Navigating summertime while living with IBD

Anyone living with inflammatory bowel disease (IBD) knows that many different environmental factors can influence their disease – summertime included. Here are some tips from the gastroenterology team at CHOC Children’s for navigating the season.

Vitamin D is so important for IBD

Many people living with IBD have low vitamin D levels, so the summer months can help with topping up on the sunshine vitamin. Vitamin D has the potential to improve disease progression through anti-inflammatory immune responses. Enjoy the warmth of the sun, but don’t forget your sunscreen! Choose a sunscreen with SPF 30 or higher, apply 30 minutes before sun exposure and reapply every two hours. Wear protective clothing and don’t forget your sunglasses and hat!

Talk to your doctor about photosensitivity

It is important to talk to your doctor to find out if any of the medications you are on to treat Crohn’s disease or ulcerative colitis could cause sensitivity and skin inflammation.

Take a good look at your skin and schedule an annual skin check

IBD or IBD treatment may affect your skin. Examine your skin head-to-toe once a month for new spots or growths. Some people may experience tender bumps, sores or rashes.  Make sure you schedule an annual skin check with your primary care provider or a dermatologist.


As the days get hotter, risk for dehydration increases. People with IBD are at greater risk for dehydration due to water loss from diarrhea or vomiting. Remember to carry around a water bottle wherever you go. Recommended water intake for pre-teens and teens who weigh more than 100 pounds is 64 ounces per day, or about eight 8-ounce glasses of water per day unless you have a preexisting condition that limits the amount of water you can intake, such as some people with heart and kidney conditions. Drink more with physical activity or long periods of being in the sun. If plain water is getting boring, add in fruits and veggies, unless of course you are on a low-fiber diet!

Monitor your screen time

While it’s tempting to watch your favorite shows and browse social media to fill up your free time, keep screen time to less than two hours per day. Whether you are feeling good or bad, physical activity helps both the brain and body, so try to incorporate 30 to 45 minutes of aerobic activity, where you get your heart rate up and break a sweat. Exercise may have anti-inflammatory effects. Physical activity is also linked to better bone health and mental wellness in children with IBD.

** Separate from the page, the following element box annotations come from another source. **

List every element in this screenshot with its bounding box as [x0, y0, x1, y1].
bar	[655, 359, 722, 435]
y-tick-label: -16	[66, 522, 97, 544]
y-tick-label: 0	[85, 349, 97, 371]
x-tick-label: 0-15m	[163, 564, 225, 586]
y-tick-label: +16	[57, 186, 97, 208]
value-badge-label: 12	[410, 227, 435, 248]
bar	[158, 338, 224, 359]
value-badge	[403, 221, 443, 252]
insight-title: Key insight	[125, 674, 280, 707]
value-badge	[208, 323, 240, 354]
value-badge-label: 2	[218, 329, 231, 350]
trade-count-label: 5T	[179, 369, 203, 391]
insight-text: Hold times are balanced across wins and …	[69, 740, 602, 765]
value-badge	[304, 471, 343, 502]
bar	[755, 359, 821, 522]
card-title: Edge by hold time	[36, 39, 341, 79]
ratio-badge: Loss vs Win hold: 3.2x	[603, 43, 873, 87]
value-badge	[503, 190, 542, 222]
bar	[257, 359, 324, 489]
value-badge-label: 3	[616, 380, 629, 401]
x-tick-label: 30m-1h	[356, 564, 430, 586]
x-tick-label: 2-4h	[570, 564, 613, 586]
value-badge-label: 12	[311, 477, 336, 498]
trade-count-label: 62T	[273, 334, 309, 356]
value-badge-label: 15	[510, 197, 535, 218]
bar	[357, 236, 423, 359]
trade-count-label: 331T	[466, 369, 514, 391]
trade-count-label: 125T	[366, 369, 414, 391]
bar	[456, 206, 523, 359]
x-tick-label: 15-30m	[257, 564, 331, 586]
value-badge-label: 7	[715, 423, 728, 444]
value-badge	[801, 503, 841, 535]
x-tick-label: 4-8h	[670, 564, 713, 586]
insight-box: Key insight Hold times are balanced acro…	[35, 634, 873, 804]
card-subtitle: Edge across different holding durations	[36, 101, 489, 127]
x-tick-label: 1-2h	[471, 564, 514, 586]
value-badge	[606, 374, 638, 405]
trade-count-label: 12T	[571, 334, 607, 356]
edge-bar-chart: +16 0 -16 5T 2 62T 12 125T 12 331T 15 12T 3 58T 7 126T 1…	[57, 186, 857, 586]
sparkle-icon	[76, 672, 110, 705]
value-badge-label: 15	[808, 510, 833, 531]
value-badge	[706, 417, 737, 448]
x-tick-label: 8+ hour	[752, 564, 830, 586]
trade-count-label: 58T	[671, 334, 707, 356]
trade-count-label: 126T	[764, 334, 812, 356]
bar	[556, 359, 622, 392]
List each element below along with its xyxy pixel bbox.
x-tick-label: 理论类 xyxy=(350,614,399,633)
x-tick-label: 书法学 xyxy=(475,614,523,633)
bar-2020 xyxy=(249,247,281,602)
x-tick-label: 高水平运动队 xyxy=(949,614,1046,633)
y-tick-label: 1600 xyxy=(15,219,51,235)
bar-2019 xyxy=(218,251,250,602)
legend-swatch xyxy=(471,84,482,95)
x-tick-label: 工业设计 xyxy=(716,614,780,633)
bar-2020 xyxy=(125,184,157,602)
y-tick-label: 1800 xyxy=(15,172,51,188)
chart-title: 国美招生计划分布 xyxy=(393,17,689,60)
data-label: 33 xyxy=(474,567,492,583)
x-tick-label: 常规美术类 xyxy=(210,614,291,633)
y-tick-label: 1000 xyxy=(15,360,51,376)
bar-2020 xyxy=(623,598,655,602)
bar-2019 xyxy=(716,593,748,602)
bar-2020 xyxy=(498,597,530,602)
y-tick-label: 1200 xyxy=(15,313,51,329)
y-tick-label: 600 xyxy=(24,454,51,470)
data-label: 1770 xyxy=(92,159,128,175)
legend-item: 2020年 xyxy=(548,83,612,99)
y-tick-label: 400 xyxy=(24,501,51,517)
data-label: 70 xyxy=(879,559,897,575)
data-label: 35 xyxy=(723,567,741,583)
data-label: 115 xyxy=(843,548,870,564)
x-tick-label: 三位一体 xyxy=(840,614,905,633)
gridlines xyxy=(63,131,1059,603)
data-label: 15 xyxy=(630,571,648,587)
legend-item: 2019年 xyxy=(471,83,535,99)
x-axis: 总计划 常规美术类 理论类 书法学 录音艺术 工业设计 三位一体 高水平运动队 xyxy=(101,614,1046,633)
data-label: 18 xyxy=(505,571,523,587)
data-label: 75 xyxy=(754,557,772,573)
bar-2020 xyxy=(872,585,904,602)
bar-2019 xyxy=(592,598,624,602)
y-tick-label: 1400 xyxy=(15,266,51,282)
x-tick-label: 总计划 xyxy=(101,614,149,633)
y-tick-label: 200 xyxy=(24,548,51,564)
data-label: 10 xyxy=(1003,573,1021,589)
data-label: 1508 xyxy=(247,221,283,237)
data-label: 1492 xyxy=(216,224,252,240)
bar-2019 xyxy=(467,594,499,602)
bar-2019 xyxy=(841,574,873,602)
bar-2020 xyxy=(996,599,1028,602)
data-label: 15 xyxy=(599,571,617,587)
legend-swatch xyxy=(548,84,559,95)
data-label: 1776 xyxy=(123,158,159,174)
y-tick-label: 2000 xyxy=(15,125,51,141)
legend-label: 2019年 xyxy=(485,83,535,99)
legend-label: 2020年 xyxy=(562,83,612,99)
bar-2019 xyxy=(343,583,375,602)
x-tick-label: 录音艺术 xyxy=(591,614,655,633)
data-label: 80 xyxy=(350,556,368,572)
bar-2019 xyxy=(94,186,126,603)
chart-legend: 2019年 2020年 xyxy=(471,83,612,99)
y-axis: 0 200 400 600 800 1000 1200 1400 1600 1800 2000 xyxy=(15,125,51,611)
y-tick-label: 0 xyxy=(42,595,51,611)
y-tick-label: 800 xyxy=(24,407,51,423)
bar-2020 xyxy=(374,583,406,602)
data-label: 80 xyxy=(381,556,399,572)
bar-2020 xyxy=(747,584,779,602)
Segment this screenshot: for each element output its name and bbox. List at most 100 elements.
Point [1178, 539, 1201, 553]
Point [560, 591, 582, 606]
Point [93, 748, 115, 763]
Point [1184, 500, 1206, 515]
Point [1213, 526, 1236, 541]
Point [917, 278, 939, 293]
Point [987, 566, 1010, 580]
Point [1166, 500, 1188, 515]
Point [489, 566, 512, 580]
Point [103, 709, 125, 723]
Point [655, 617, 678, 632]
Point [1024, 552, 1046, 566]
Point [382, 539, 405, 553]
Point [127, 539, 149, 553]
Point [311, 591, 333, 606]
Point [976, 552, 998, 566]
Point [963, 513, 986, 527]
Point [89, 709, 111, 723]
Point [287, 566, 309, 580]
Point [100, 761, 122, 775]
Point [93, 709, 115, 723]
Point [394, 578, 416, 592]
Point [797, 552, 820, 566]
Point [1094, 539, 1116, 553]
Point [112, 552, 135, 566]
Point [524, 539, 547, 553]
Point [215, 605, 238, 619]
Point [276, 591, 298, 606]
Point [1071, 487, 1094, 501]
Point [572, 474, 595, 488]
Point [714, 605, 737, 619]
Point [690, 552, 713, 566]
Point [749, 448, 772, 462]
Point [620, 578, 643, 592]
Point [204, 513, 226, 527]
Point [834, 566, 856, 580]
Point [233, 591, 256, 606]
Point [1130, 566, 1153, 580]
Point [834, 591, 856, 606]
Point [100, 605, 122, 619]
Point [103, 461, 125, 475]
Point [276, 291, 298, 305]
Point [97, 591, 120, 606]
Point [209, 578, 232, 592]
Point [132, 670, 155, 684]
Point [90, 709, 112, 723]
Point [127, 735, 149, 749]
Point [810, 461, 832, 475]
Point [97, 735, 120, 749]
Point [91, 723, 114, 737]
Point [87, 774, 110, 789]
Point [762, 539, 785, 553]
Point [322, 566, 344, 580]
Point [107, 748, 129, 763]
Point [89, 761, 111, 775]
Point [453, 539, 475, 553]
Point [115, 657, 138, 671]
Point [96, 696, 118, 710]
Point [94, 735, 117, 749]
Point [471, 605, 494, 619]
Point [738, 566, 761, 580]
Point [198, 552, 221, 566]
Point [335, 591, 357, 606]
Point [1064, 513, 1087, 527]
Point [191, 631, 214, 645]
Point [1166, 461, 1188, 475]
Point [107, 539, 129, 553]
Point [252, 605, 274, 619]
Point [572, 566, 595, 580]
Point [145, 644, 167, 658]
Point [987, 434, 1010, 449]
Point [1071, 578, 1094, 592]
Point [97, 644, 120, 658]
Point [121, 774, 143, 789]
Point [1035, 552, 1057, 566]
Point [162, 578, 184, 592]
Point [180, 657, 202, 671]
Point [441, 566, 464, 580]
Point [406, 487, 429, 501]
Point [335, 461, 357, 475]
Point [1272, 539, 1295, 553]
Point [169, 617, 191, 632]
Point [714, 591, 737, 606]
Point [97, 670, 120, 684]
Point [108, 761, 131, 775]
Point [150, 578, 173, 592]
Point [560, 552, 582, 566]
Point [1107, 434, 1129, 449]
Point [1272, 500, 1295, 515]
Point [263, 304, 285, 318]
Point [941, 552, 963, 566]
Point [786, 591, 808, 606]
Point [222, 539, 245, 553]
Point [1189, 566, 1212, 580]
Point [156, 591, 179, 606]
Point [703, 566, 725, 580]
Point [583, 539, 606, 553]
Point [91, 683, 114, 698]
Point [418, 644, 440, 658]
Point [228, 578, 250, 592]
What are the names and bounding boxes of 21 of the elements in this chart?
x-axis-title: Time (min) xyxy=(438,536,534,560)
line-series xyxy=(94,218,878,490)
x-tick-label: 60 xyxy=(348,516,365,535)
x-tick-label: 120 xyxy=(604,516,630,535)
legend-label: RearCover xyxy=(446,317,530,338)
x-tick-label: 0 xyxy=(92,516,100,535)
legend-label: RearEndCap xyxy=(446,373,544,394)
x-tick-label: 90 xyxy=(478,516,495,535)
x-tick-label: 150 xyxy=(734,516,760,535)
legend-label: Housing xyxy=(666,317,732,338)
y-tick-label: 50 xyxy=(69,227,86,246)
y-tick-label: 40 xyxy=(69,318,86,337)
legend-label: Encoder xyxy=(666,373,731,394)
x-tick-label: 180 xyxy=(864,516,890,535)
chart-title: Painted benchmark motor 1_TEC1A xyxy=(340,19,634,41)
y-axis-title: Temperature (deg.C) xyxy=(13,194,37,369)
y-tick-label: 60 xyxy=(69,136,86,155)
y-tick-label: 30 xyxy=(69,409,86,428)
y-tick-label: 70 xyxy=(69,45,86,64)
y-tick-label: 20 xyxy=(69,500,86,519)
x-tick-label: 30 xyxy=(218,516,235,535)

Practice COVID-19 precautions

People diagnosed with IBD may be considered immunosuppressed, which means they may be at higher risk for severe illness if they contract COVID-19. To help prevent this, avoid large gatherings, practice social distancing, avoid having close contact with people who are sick, and wash your hands frequently. Use soap and water and wash for at least 20 seconds or use hand sanitizer that contains at least 60% alcohol.

Be safe and have fun

Get back to nature, swim and explore the outdoors. Remember to pack a face mask along with a water bottle and practice social distancing when you pick a trail or spot to swim. Being active benefits mental wellness and overall wellbeing.

Get your sleep

Amid all the fun, make sleep a priority. A lack of sleep can delay healing which worsens IBD symptoms. Develop a relaxing routine, read a book, take a bath, shut off electronics and make it a goal to sleep at least eight hours per night.